A Hero

A Hero

Original title or aka: Ghahreman

Director: Asghar Farhadi
Starring: Amir Jadidi, Mohsen Tanabandeh, Sahar Goldust, and Maryam Shahdaei
Distributor: Hi Gloss Entertainment
Runtime: 128 mins. Reviewed in Jun 2022
Reviewer: Peter W Sheehan
| JustWatch |
Rating notes: Mild themes, violence and coarse language

This Iranian film tells the story of a man in Iran who was imprisoned for a debt he couldn’t pay, and he tries to convince his accuser to withdraw his complaint. It was awarded the Grand Prix at the Cannes Film Festival in 2021.

The film is about a man who took steps to return a bag of gold coins found while he was on leave from a debtor’s prison in the city of Shiraz, Iran. Director Farhadi won the Grand Prix at the 2021 Cannes Film Festival for the film, as well as being awarded Best Original Screenplay by the National Board of Review.

Farhadi is a director of great distinction, who shot to international fame with his film, A Separation, which won the Ecumenical prize and the Best Film award at the Berlin Film Festival in 2011. He is now the most famous figure in Iranian cinema. The film is complex and offers viewers an intricate and complex moral tale. It covers issues related to personal conscience, family allegiances and recriminations, as well as personal loyalty and betrayal. Farhadi has an extraordinary capacity to portray real-life conflicts, and family dynamics in minute detail. His films typically motivate viewers to become emotionally involved in the fates of the people involved. Plots typically communicate family environments in which humanity, or the absence of it, plays out in detail.

In this film, Rahim Soltani (Jadidi) has been imprisoned for a debt he cannot pay. Under Iranian law, Rahim can be freed only if he pays off the debt, or the person he owes ‘forgives’ the debt. Rahim is released from prison for a two-day period to settle the debt to his brother-in-law, Bahram (Tanabandeh). Bahram, however, is not inclined to forgive the debt. Farkondeh (Goldust), Rahim’s girlfriend, finds a lost handbag with 17 gold coins in it, and she and Rahim plan to use the coins to pay off the debt. The coins are not enough, however, and the debt cannot be paid in full. Rahim’s sister, Malileh (Shahdaei), entreats Rahim to find the handbag’s true owner and return the bag and its coins. When it becomes known that he has taken steps to find the original owner, Rahim becomes a celebrity, and arrangements are made for Rahim’s release from prison. Because of his actions, Rahim becomes ‘the talk of the neighbourhood’, television and the media pursue him, and a charity organisation tries to raise money on his behalf. Then, things go wrong.

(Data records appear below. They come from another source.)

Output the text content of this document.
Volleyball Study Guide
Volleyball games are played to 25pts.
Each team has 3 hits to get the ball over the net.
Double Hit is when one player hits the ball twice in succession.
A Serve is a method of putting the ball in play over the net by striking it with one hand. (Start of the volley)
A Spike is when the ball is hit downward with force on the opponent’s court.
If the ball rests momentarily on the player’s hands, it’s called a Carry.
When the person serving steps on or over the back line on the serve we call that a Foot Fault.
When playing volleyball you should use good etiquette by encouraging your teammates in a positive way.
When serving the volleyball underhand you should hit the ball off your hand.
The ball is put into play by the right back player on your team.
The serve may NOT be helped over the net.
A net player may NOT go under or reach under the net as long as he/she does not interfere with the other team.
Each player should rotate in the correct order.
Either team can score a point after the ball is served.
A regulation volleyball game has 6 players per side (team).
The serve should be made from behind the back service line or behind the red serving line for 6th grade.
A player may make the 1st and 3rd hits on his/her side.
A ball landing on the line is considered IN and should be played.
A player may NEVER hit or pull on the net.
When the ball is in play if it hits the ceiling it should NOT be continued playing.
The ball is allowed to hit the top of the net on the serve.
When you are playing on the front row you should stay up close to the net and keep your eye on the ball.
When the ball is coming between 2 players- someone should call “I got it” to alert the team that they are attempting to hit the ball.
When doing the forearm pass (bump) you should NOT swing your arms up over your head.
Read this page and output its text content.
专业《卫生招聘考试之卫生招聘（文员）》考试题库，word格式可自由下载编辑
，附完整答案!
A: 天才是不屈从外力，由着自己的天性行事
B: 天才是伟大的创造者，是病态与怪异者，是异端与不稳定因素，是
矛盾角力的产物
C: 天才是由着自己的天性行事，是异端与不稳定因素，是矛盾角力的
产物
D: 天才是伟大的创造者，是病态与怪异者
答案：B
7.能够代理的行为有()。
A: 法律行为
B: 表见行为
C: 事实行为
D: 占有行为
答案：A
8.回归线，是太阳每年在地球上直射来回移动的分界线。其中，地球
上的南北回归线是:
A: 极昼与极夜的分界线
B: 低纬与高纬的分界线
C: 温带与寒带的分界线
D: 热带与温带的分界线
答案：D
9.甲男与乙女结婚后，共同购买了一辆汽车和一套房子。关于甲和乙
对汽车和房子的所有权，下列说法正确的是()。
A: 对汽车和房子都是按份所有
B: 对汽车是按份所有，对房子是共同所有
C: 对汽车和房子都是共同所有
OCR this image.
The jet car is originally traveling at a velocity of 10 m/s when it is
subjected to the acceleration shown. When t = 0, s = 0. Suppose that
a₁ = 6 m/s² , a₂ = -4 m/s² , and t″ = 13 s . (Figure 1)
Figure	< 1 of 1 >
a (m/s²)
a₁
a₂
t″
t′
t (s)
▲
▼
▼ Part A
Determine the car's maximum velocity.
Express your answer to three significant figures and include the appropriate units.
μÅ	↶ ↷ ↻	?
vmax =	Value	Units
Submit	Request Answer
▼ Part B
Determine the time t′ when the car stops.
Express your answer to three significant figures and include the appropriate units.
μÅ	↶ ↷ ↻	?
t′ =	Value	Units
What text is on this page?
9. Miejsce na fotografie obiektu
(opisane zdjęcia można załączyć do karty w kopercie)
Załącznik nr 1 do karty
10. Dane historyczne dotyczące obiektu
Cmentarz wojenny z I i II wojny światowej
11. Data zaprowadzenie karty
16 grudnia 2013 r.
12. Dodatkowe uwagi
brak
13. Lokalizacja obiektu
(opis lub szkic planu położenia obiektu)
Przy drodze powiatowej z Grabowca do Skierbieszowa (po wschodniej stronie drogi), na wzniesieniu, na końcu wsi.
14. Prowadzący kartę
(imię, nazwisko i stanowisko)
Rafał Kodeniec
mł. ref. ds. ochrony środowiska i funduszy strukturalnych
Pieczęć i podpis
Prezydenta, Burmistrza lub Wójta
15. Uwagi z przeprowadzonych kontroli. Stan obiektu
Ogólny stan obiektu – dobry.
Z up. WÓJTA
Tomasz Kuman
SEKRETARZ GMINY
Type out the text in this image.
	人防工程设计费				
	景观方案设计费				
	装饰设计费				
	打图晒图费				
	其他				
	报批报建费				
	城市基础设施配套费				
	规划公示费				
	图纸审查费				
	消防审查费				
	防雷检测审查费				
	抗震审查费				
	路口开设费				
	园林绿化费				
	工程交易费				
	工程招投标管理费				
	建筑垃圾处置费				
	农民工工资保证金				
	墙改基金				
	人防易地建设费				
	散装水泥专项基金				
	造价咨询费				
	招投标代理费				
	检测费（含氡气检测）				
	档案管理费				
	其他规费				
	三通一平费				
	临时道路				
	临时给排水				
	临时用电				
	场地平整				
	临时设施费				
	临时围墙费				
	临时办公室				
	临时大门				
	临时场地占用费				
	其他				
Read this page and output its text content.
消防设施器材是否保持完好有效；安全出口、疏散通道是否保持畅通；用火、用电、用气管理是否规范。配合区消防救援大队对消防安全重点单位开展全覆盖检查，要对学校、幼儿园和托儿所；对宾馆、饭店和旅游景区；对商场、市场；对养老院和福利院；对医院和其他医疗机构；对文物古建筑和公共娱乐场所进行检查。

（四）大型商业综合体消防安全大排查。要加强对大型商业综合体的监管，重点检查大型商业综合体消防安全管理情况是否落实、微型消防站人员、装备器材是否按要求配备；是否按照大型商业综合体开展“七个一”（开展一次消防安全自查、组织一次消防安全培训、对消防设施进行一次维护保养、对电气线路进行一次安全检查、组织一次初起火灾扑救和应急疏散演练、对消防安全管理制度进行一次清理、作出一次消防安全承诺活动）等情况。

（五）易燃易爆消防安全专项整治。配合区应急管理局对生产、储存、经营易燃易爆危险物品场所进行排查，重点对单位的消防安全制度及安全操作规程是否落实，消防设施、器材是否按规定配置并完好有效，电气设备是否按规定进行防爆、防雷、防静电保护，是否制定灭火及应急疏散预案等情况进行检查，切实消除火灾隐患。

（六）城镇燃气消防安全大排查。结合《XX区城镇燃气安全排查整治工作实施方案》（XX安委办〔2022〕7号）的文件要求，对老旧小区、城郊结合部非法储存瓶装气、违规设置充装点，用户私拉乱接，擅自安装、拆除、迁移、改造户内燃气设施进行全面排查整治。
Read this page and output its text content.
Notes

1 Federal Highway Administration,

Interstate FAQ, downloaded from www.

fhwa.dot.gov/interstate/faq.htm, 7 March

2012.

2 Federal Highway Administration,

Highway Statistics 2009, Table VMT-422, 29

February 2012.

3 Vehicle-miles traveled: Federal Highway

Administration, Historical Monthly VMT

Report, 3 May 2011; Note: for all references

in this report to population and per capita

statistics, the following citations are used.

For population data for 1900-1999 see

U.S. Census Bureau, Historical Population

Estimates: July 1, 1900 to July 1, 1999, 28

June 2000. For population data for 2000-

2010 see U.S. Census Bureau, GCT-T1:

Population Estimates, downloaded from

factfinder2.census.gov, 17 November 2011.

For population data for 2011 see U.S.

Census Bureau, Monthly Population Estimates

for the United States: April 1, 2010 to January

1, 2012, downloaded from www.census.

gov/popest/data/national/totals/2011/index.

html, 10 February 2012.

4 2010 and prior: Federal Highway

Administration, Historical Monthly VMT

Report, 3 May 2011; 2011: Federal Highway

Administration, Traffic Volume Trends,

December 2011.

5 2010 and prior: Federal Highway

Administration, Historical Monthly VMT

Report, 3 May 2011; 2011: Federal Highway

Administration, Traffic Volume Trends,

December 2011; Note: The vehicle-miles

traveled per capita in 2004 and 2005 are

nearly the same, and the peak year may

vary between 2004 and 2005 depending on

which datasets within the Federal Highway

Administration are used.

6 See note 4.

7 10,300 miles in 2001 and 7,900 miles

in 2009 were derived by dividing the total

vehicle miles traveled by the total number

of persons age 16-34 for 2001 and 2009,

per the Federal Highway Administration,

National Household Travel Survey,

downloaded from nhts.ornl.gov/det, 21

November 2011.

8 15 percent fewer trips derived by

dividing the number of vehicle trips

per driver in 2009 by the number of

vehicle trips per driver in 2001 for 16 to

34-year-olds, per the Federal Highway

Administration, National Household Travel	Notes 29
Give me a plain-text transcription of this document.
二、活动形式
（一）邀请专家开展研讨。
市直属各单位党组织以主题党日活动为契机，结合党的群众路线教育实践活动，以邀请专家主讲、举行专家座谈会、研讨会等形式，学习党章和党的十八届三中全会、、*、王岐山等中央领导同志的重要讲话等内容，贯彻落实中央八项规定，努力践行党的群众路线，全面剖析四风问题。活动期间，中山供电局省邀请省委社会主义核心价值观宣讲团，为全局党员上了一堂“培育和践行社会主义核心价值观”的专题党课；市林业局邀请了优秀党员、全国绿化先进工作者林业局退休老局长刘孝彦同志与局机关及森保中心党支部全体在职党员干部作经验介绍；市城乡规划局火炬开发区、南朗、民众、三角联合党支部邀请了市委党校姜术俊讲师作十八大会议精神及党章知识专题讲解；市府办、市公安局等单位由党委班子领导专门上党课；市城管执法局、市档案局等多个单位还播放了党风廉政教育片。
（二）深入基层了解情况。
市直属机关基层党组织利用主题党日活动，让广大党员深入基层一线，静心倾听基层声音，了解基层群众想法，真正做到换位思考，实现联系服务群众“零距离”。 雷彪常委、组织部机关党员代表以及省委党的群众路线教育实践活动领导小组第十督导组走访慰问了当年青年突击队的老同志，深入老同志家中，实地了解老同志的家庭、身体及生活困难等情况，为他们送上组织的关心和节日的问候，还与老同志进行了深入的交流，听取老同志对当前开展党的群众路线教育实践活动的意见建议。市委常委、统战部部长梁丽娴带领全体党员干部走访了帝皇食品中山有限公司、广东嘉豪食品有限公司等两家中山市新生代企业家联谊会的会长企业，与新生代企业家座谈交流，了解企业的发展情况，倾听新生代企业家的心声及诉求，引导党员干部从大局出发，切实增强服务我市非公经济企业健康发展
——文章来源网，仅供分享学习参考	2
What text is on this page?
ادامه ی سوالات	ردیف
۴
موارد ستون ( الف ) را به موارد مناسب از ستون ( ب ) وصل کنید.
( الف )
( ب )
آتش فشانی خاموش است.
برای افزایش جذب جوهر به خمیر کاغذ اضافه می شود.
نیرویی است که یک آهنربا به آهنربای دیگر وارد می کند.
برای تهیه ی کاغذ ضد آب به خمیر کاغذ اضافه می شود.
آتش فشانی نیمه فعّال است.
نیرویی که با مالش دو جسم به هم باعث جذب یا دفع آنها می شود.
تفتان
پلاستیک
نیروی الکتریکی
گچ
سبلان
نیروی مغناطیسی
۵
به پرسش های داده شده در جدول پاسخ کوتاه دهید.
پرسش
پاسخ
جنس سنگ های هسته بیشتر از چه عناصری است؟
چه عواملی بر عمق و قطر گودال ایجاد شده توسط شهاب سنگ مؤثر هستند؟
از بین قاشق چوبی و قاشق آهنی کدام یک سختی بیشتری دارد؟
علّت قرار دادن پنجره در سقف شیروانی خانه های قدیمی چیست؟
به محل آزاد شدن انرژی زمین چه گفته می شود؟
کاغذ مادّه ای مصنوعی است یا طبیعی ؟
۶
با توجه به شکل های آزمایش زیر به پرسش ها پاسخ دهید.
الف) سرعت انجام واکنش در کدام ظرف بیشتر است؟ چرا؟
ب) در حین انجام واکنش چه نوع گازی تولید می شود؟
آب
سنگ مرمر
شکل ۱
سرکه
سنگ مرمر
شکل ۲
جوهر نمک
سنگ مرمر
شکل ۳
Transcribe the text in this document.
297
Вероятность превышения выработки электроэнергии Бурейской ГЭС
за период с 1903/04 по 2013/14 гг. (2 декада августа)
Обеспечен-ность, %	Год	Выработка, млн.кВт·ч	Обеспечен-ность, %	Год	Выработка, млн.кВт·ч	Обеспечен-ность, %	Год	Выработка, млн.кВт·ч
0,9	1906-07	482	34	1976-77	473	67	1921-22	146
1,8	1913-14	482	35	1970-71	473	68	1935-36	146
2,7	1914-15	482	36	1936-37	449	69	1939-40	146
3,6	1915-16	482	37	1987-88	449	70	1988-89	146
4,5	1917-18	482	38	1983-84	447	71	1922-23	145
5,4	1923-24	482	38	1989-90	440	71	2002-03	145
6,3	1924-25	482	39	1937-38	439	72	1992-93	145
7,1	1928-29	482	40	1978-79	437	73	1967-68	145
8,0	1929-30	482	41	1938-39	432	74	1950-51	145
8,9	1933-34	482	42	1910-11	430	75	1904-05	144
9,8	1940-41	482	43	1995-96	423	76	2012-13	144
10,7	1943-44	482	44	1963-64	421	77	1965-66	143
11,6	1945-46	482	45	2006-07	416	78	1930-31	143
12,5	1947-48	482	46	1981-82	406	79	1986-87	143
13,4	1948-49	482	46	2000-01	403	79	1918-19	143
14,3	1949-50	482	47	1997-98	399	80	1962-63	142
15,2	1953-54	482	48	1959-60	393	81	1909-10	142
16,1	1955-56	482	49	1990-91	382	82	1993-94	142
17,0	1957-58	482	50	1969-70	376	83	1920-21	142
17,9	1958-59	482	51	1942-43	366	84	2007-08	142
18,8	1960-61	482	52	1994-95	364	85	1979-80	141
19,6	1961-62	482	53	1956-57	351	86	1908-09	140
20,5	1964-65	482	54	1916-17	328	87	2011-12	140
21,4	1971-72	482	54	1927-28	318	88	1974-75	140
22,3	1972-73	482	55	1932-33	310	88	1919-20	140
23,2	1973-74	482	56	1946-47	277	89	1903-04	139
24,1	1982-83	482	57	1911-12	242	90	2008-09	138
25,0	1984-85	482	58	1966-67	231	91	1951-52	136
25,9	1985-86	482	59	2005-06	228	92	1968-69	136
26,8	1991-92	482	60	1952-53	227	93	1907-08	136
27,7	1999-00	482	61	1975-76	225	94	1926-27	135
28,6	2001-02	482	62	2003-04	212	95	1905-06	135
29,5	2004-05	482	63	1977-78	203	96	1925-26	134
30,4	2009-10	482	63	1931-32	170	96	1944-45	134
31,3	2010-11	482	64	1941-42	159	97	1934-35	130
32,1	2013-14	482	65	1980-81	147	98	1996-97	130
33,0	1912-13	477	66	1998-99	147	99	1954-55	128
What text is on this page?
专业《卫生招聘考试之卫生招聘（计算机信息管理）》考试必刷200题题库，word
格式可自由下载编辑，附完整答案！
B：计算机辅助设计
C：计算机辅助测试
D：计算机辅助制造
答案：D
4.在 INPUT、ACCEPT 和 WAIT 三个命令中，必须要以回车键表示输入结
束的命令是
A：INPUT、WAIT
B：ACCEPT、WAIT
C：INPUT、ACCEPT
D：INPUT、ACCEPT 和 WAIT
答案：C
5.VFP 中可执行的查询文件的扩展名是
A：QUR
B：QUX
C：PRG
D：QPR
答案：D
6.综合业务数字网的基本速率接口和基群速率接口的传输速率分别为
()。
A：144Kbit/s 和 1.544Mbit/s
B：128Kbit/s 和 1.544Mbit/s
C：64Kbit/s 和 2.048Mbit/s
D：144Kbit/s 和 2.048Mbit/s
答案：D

Bahram is suspicious of Rahim’s story and refuses to ‘forgive’, and thinks he should be exposed. Rahim eventually is forced to face the truth, and after much family bickering, moral recriminations, and exposés, he returns to prison to serve the remainder of his sentence. The film does not paint Rahim as ‘a hero’. Instead, it portrays him as a victim of opportunism, who pays the price for his deception and acts of dishonesty, except for a moving final moral act as a father. The movie explicitly targets the ethics of institutions which want to turn human activity to their financial advantage, unforgiving behaviours, family entanglements, social mistrust, and failed financial ventures. Issues affect major and minor characters. Throughout, Farhadi’s movie engenders cultural insights about morality, legal injustice, and gender and social inequality. The film further communicates thoughts on children, who pay a price for their parents’ mistakes, as well as the transitory nature of fame.

Under Farhadi’s masterful direction, the film becomes a thought-provoking, powerful movie about how seemingly moral behaviour can be deceptive. The movie is a cautionary one. It starts off with good humour and cheer, but progresses under Farhadi’s direction to become something quite different. His multilayered approach turns an extraordinarily tense film into a riveting one morally, with wide human relevance. The movie is a culturally fascinating and stimulating film about social, and moral dilemmas that exist in modern Iranian society, and it is another of Farhadi’s cinema masterpieces.